Meteorological RejectorsPosted on 2004/08/23 16:55:13 (August 2004) by rob. Wear the wrong thing and complain. Do it elsewhere.
A new breed of idiot has recently made itself aparent in Britain. The weather this summer has been particularly erratic. One minute sun, next rain. It's not normally like this but this weather has been happining like this for the past few weeks (or months). Unsettled. Unstable. Unsomethingorother. Other words beginning with Un. There are these fools who dress according to the season, rather than what is actually happening outside.
This idiocy is particularly prevalent in women who strut about is very short skirts and open cleavage tops while it is throwing a metric shitload of rain onto the battered earth. They strut about and have overtly loud mobile conversations with people called Cecile, Jerry and Franko, complaining about the lack of consistency in the weather. What are they talking about? It's been unsettled for 3 months!
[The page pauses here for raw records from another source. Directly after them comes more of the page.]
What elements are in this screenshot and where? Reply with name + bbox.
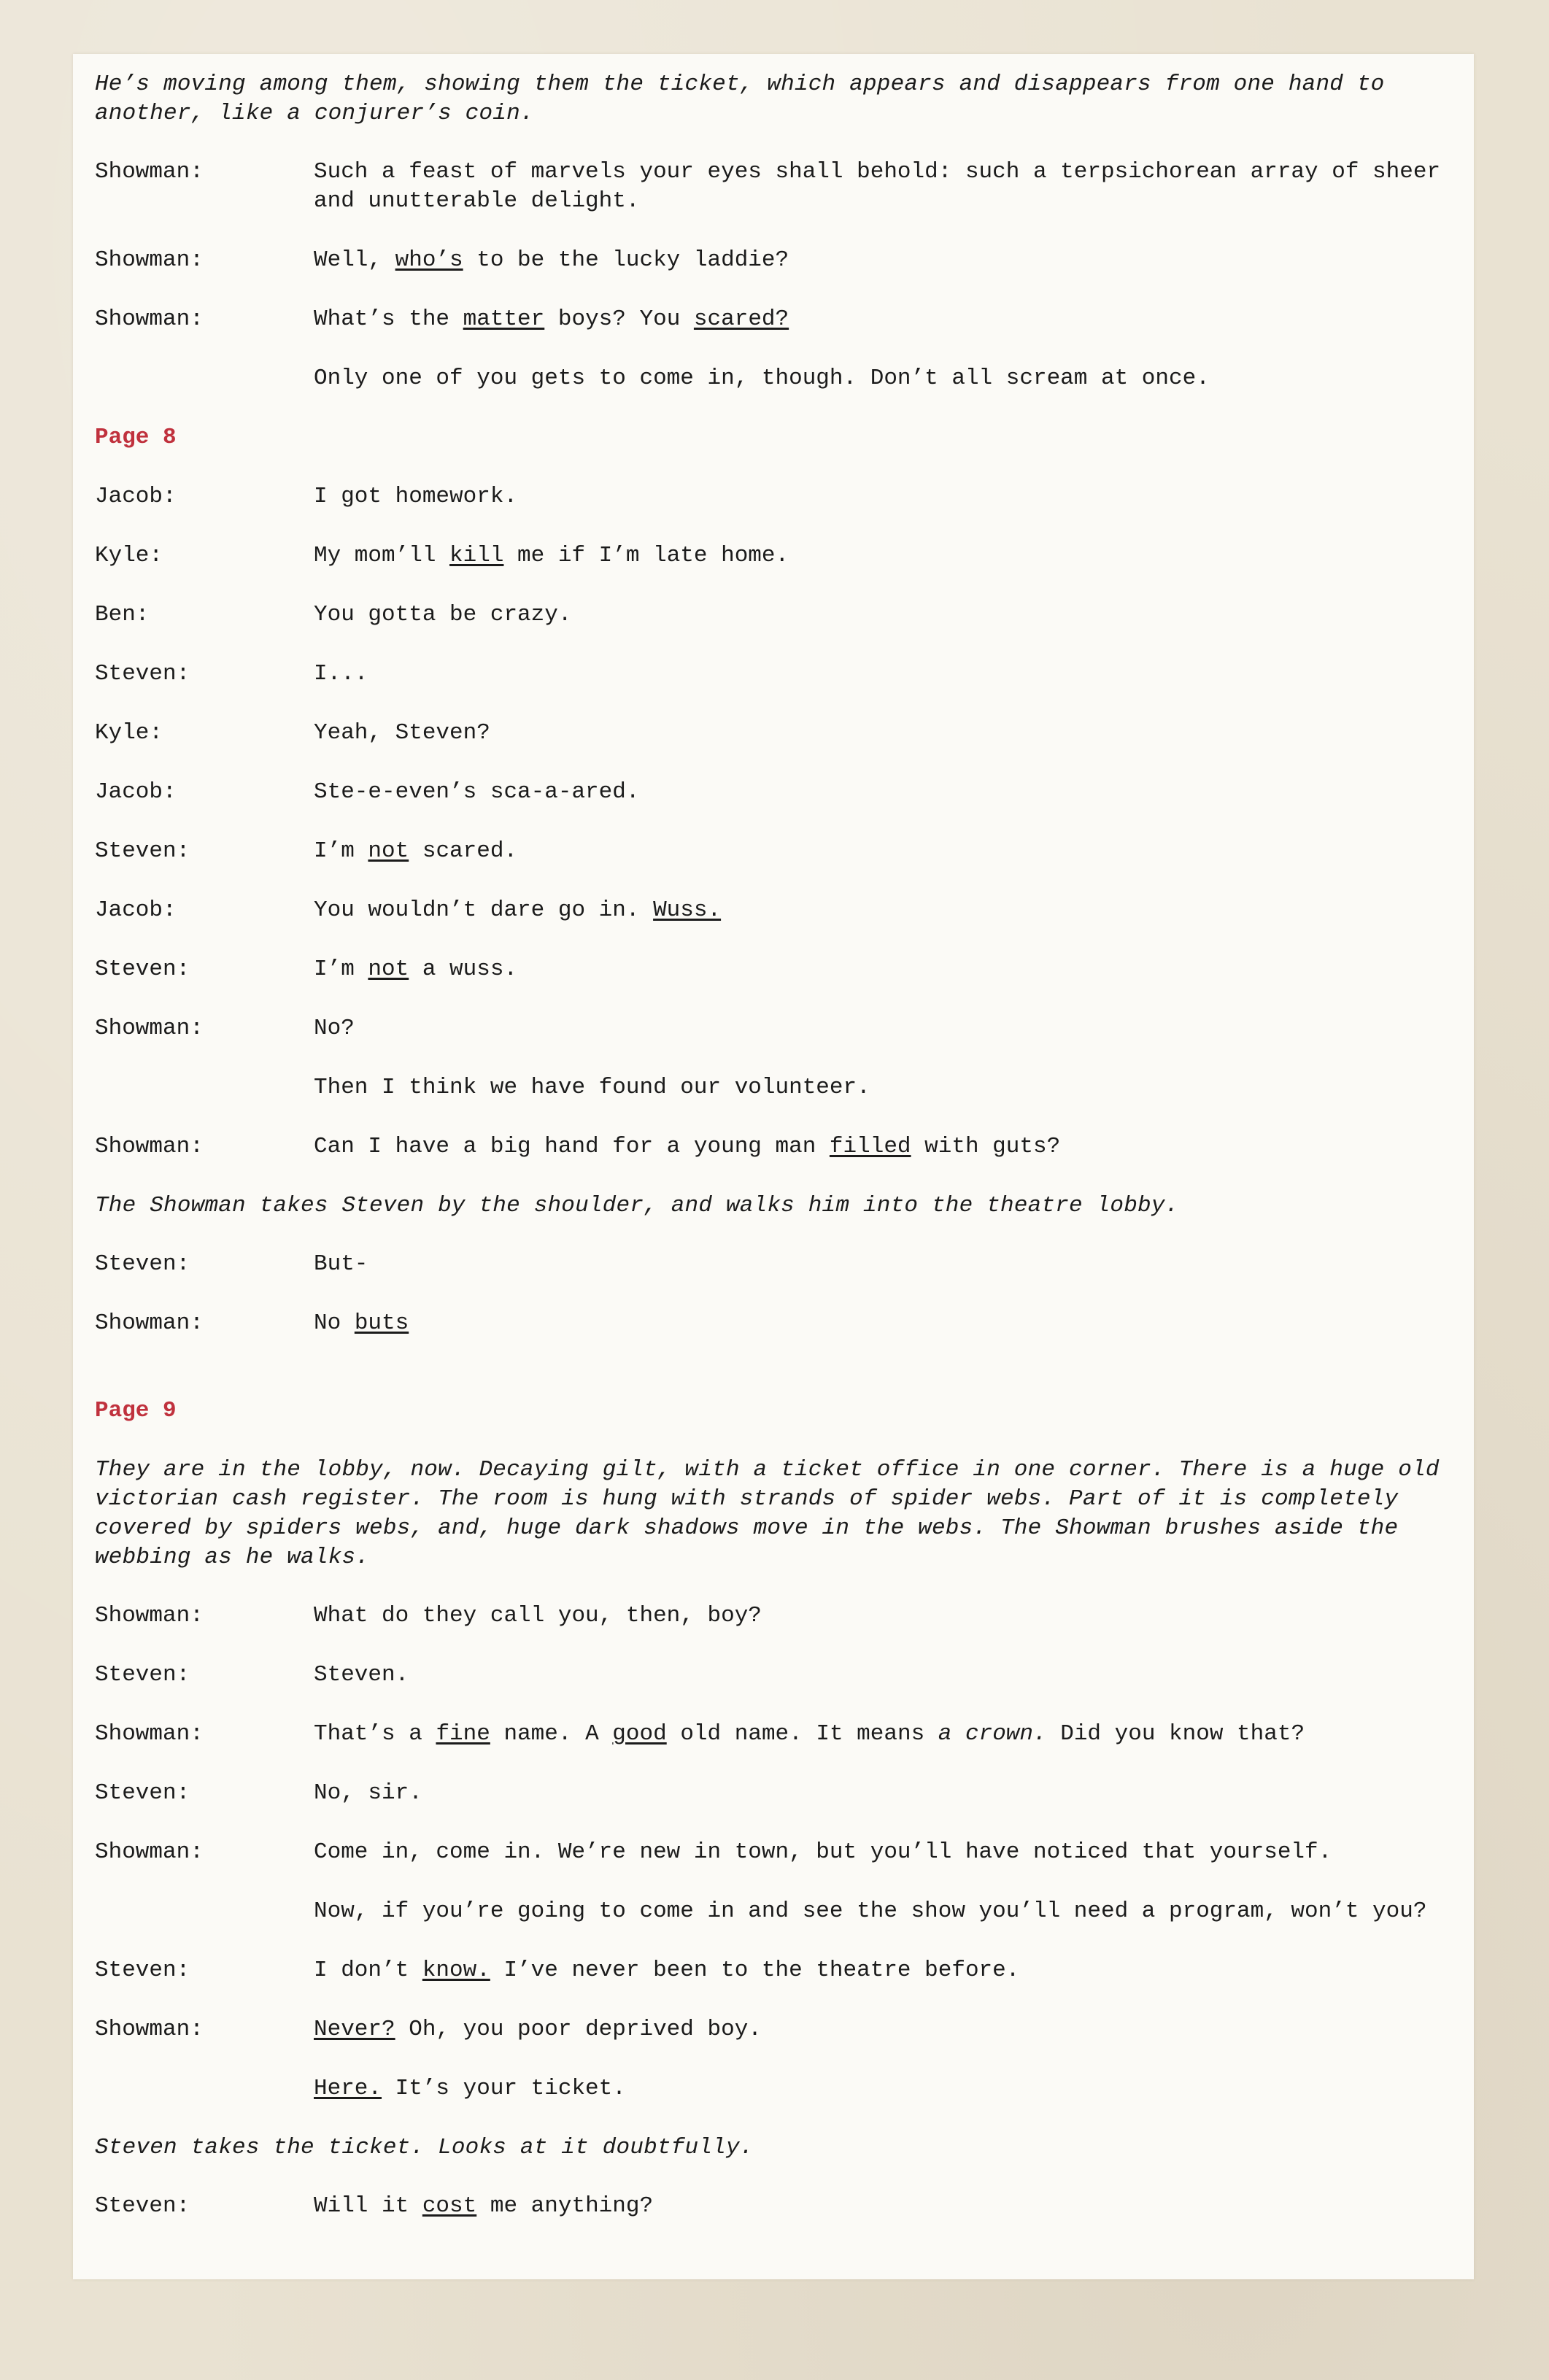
dialogue-line bbox=[95, 364, 1459, 393]
speaker-name: Jacob: bbox=[95, 484, 177, 509]
dialogue-line bbox=[95, 2074, 1459, 2103]
emphasis-underline: filled bbox=[829, 1134, 911, 1159]
text-segment: Oh, you poor deprived boy. bbox=[395, 2017, 762, 2042]
text-segment: me if I’m late home. bbox=[503, 543, 789, 568]
dialogue-line bbox=[95, 1838, 1459, 1867]
speaker-name: Showman: bbox=[95, 2017, 204, 2042]
text-segment: I’m bbox=[314, 838, 368, 864]
text-segment: Will it bbox=[314, 2193, 422, 2219]
text-segment: to be the lucky laddie? bbox=[463, 247, 789, 273]
emphasis-underline: buts bbox=[354, 1310, 409, 1336]
dialogue-text bbox=[314, 541, 1459, 571]
dialogue-text bbox=[314, 660, 1459, 689]
text-segment: Can I have a big hand for a young man bbox=[314, 1134, 830, 1159]
speaker-name: Kyle: bbox=[95, 720, 163, 746]
dialogue-line bbox=[95, 1309, 1459, 1338]
dialogue-text bbox=[314, 158, 1459, 216]
dialogue-line bbox=[95, 1250, 1459, 1279]
speaker-name: Steven: bbox=[95, 2193, 190, 2219]
text-segment: Such a feast of marvels your eyes shall behold: such a terpsichorean array of sheer and unutterable delight. bbox=[314, 159, 1441, 214]
dialogue-text bbox=[314, 1838, 1459, 1867]
text-segment: You wouldn’t dare go in. bbox=[314, 897, 654, 923]
dialogue-text bbox=[314, 1779, 1459, 1808]
dialogue-text bbox=[314, 1073, 1459, 1102]
speaker-name: Showman: bbox=[95, 1721, 204, 1747]
dialogue-line bbox=[95, 837, 1459, 866]
speaker-name: Steven: bbox=[95, 838, 190, 864]
text-segment: He’s moving among them, showing them the ticket, which appears and disappears from one hand to another, like a conjurer’s coin. bbox=[95, 72, 1385, 126]
speaker-name: Steven: bbox=[95, 661, 190, 687]
dialogue-line bbox=[95, 1014, 1459, 1043]
dialogue-line bbox=[95, 305, 1459, 334]
dialogue-line bbox=[95, 719, 1459, 748]
dialogue-text bbox=[314, 2074, 1459, 2103]
dialogue-line bbox=[95, 1661, 1459, 1690]
dialogue-text bbox=[314, 1309, 1459, 1338]
speaker-name: Showman: bbox=[95, 1839, 204, 1865]
text-segment: I... bbox=[314, 661, 368, 687]
text-segment: What do they call you, then, boy? bbox=[314, 1603, 762, 1628]
dialogue-text bbox=[314, 896, 1459, 925]
text-segment: Did you know that? bbox=[1046, 1721, 1305, 1747]
dialogue-text bbox=[314, 1661, 1459, 1690]
emphasis-underline: cost bbox=[422, 2193, 477, 2219]
speaker-name: Showman: bbox=[95, 1016, 204, 1041]
speaker-name: Jacob: bbox=[95, 779, 177, 805]
text-segment: Ste-e-even’s sca-a-ared. bbox=[314, 779, 640, 805]
dialogue-line bbox=[95, 955, 1459, 984]
text-segment: I got homework. bbox=[314, 484, 518, 509]
dialogue-text bbox=[314, 2192, 1459, 2221]
text-segment: Come in, come in. We’re new in town, but you’ll have noticed that yourself. bbox=[314, 1839, 1332, 1865]
speaker-name: Kyle: bbox=[95, 543, 163, 568]
emphasis-underline: Here. bbox=[314, 2076, 382, 2101]
dialogue-line bbox=[95, 541, 1459, 571]
text-segment: Steven takes the ticket. Looks at it doubtfully. bbox=[95, 2135, 754, 2160]
speaker-name: Steven: bbox=[95, 1780, 190, 1806]
text-segment: They are in the lobby, now. Decaying gilt, with a ticket office in one corner. There is a huge old victorian cash register. The room is hung with strands of spider webs. Part of it is completely covered by spiders webs, and, huge dark shadows move in the webs. The Showman brushes aside the webbing as he walks. bbox=[95, 1457, 1440, 1570]
page-heading: Page 8 bbox=[95, 425, 177, 450]
speaker-name: Showman: bbox=[95, 247, 204, 273]
dialogue-text bbox=[314, 778, 1459, 807]
dialogue-text bbox=[314, 1602, 1459, 1631]
dialogue-text bbox=[314, 1956, 1459, 1985]
stage-direction bbox=[95, 1191, 1459, 1221]
stage-direction bbox=[95, 2133, 1459, 2163]
text-segment: a wuss. bbox=[409, 957, 518, 982]
dialogue-line bbox=[95, 1132, 1459, 1162]
dialogue-text bbox=[314, 719, 1459, 748]
emphasis-underline: Wuss. bbox=[653, 897, 722, 923]
speaker-name: Showman: bbox=[95, 306, 204, 332]
text-segment: Well, bbox=[314, 247, 395, 273]
dialogue-text bbox=[314, 1897, 1459, 1926]
text-segment: boys? You bbox=[544, 306, 694, 332]
dialogue-line bbox=[95, 600, 1459, 630]
text-segment: I don’t bbox=[314, 1958, 422, 1983]
text-segment: Yeah, Steven? bbox=[314, 720, 490, 746]
dialogue-text bbox=[314, 837, 1459, 866]
dialogue-line bbox=[95, 158, 1459, 216]
dialogue-line bbox=[95, 1956, 1459, 1985]
text-segment: name. A bbox=[490, 1721, 613, 1747]
dialogue-text bbox=[314, 600, 1459, 630]
speaker-name: Steven: bbox=[95, 1251, 190, 1277]
speaker-name: Showman: bbox=[95, 1134, 204, 1159]
dialogue-line bbox=[95, 1073, 1459, 1102]
text-segment: That’s a bbox=[314, 1721, 436, 1747]
text-segment: I’ve never been to the theatre before. bbox=[490, 1958, 1020, 1983]
stage-direction bbox=[95, 70, 1459, 128]
text-segment: with guts? bbox=[911, 1134, 1061, 1159]
dialogue-line bbox=[95, 2192, 1459, 2221]
text-segment: You gotta be crazy. bbox=[314, 602, 572, 627]
dialogue-text bbox=[314, 1014, 1459, 1043]
text-segment: Steven. bbox=[314, 1662, 409, 1688]
text-segment: The Showman takes Steven by the shoulder, and walks him into the theatre lobby. bbox=[95, 1193, 1179, 1218]
text-segment: Now, if you’re going to come in and see the show you’ll need a program, won’t you? bbox=[314, 1898, 1427, 1924]
speaker-name: Showman: bbox=[95, 1310, 204, 1336]
emphasis-underline: kill bbox=[449, 543, 504, 568]
emphasis-underline: know. bbox=[422, 1958, 490, 1983]
dialogue-text bbox=[314, 305, 1459, 334]
script-content bbox=[95, 70, 1459, 2251]
text-segment: No bbox=[314, 1310, 355, 1336]
text-segment: scared. bbox=[409, 838, 518, 864]
text-segment: old name. It means bbox=[666, 1721, 938, 1747]
speaker-name: Jacob: bbox=[95, 897, 177, 923]
dialogue-text bbox=[314, 955, 1459, 984]
speaker-name: Showman: bbox=[95, 1603, 204, 1628]
emphasis-underline: Never? bbox=[314, 2017, 395, 2042]
dialogue-line bbox=[95, 778, 1459, 807]
script-page bbox=[73, 54, 1474, 2279]
dialogue-line bbox=[95, 1602, 1459, 1631]
emphasis-underline: matter bbox=[463, 306, 545, 332]
text-segment: My mom’ll bbox=[314, 543, 450, 568]
dialogue-line bbox=[95, 246, 1459, 275]
emphasis-underline: good bbox=[612, 1721, 667, 1747]
speaker-name: Showman: bbox=[95, 159, 204, 185]
page-heading: Page 9 bbox=[95, 1398, 177, 1423]
speaker-name: Steven: bbox=[95, 1958, 190, 1983]
speaker-name: Ben: bbox=[95, 602, 150, 627]
text-segment: No? bbox=[314, 1016, 355, 1041]
dialogue-line bbox=[95, 896, 1459, 925]
emphasis-underline: who’s bbox=[395, 247, 463, 273]
emphasis-underline: not bbox=[368, 957, 409, 982]
dialogue-line bbox=[95, 660, 1459, 689]
text-segment: No, sir. bbox=[314, 1780, 422, 1806]
text-segment: me anything? bbox=[476, 2193, 654, 2219]
dialogue-line bbox=[95, 1720, 1459, 1749]
emphasis-underline: fine bbox=[436, 1721, 490, 1747]
dialogue-text bbox=[314, 246, 1459, 275]
dialogue-text bbox=[314, 482, 1459, 511]
dialogue-line bbox=[95, 2015, 1459, 2044]
dialogue-text bbox=[314, 1250, 1459, 1279]
dialogue-line bbox=[95, 1779, 1459, 1808]
dialogue-text bbox=[314, 1720, 1459, 1749]
dialogue-line bbox=[95, 482, 1459, 511]
text-segment: Only one of you gets to come in, though. Don’t all scream at once. bbox=[314, 366, 1210, 391]
text-segment: But- bbox=[314, 1251, 368, 1277]
emphasis-italic: a crown. bbox=[938, 1721, 1047, 1747]
dialogue-text bbox=[314, 1132, 1459, 1162]
text-segment: It’s your ticket. bbox=[382, 2076, 626, 2101]
stage-direction bbox=[95, 1456, 1459, 1572]
speaker-name: Steven: bbox=[95, 957, 190, 982]
text-segment: Then I think we have found our volunteer. bbox=[314, 1075, 870, 1100]
emphasis-underline: not bbox=[368, 838, 409, 864]
emphasis-underline: scared? bbox=[693, 306, 789, 332]
dialogue-text bbox=[314, 2015, 1459, 2044]
text-segment: I’m bbox=[314, 957, 368, 982]
speaker-name: Steven: bbox=[95, 1662, 190, 1688]
dialogue-line bbox=[95, 1897, 1459, 1926]
dialogue-text bbox=[314, 364, 1459, 393]
text-segment: What’s the bbox=[314, 306, 463, 332]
Is the fact that it's suddenly raining quite hard a surprise to you? Can you not string the weather of 90 days together to predit that predits are pointless? Can you not bring a bloody coat? It appears to be a type of blame management. They, being a modern woman, could not possibly have been wrong about their choice of clothes for the day but instead it is the weather's fault. Neither could they be wrong about buying a massive waderobe full of summer wear only to find that they can't wear it.
Gents are less suscetible to fashion and tend to wear more sensible clothes anyway. You rarely see a chap wandering about in shorts and a basketball vest top when the heavens have opened. They have less affinity with umbrellas, which are a godsend, so they are less than innocent.
If you wear the wrong thing today, think again tomorrow but please don't blame it on the damn weather.
Comment 1
I have to admit I was beginning to waiver a bit on being persuaded by your line of argument when you began to complain about women wearing short skirts.
However, lecherousness aside, I do have to agree. Imagine how badly the human race would have fared in it's pivotal early years if style had constantly triumphed over practicality in matters of clothing. How many neanderthaal men and women do you find, having died from exposure, whilst wearing an attractively crocheted but generally light and insubstantial cardigan? How many primitive hunter gatherers were eaten alive by sabre tooth tigers whilst trying to run away in high heels?
...and did the ancient Greeks prance about in short skirts and sandals?
Oh, er, actually they did didn't they. Right.
Posted by John at 2004/08/23 17:13:12.
Comment 2
But by the time the Ancient Greeks had come about, all the Conquering Nature stuff was well in the bag. (Well, you know what I mean).
Posted by tom at 2004/08/23 22:32:21.
Comment 3
Not so much of an issue with sabre tooth tigers, you're saying...?
Posted by John at 2004/08/23 22:34:44.
Comment 4
"...and did the ancient Greeks prance about in short skirts and sandals?"
I was led to believe that the ‘Bubble ‘n’ Squeak’ soldiers were often naked in battle and that homosexuality was encouraged in the ranks!
Posted by Karl at 2004/08/23 23:22:49.
Comment 5
John, you'd have loved Tonight with Trevor McDonald the other night. There were people who had retired to villages in Spain complaining that everyone spoke Spanish and English food was hard to comeby in supermarkets and was expensive.
In addition, one couple, who were still of working age, who could not speak Spanish were complaining that they could not find work.
Hello, McFly!!!
Posted by dsp at 2004/08/25 13:29:06.
Comment 6
You mean that shouting A LITTLE LOUDER didn't work? Bloody foreigners.
Posted by tom at 2004/08/25 18:44:11.
Comment 7
I would just like to defend the female of the species here. You blokes wear the same thing all year anyway. My husband wears shorts all year, only switching to moleskin jeans when the thermometer drops below zero. We ladies have different clothes for different seasons. We don't want to wear our winter trousers in summer - when else are we going to wear our linen trousers and strappy sandals? And to wear a sensible winter coat with our floral print skirt is simply absurd. So we dress hopefully. Hoping that the small patch of blue in the sky when we get up in the morning heralds a warm day. Hoping that we won't ruin our Manolos in the rain. To be a female in summer is to live in a constant state of hope that is almost continually dashed. That is almost certainly the weather's fault.
Posted by Alex at 2004/09/01 24:02:25.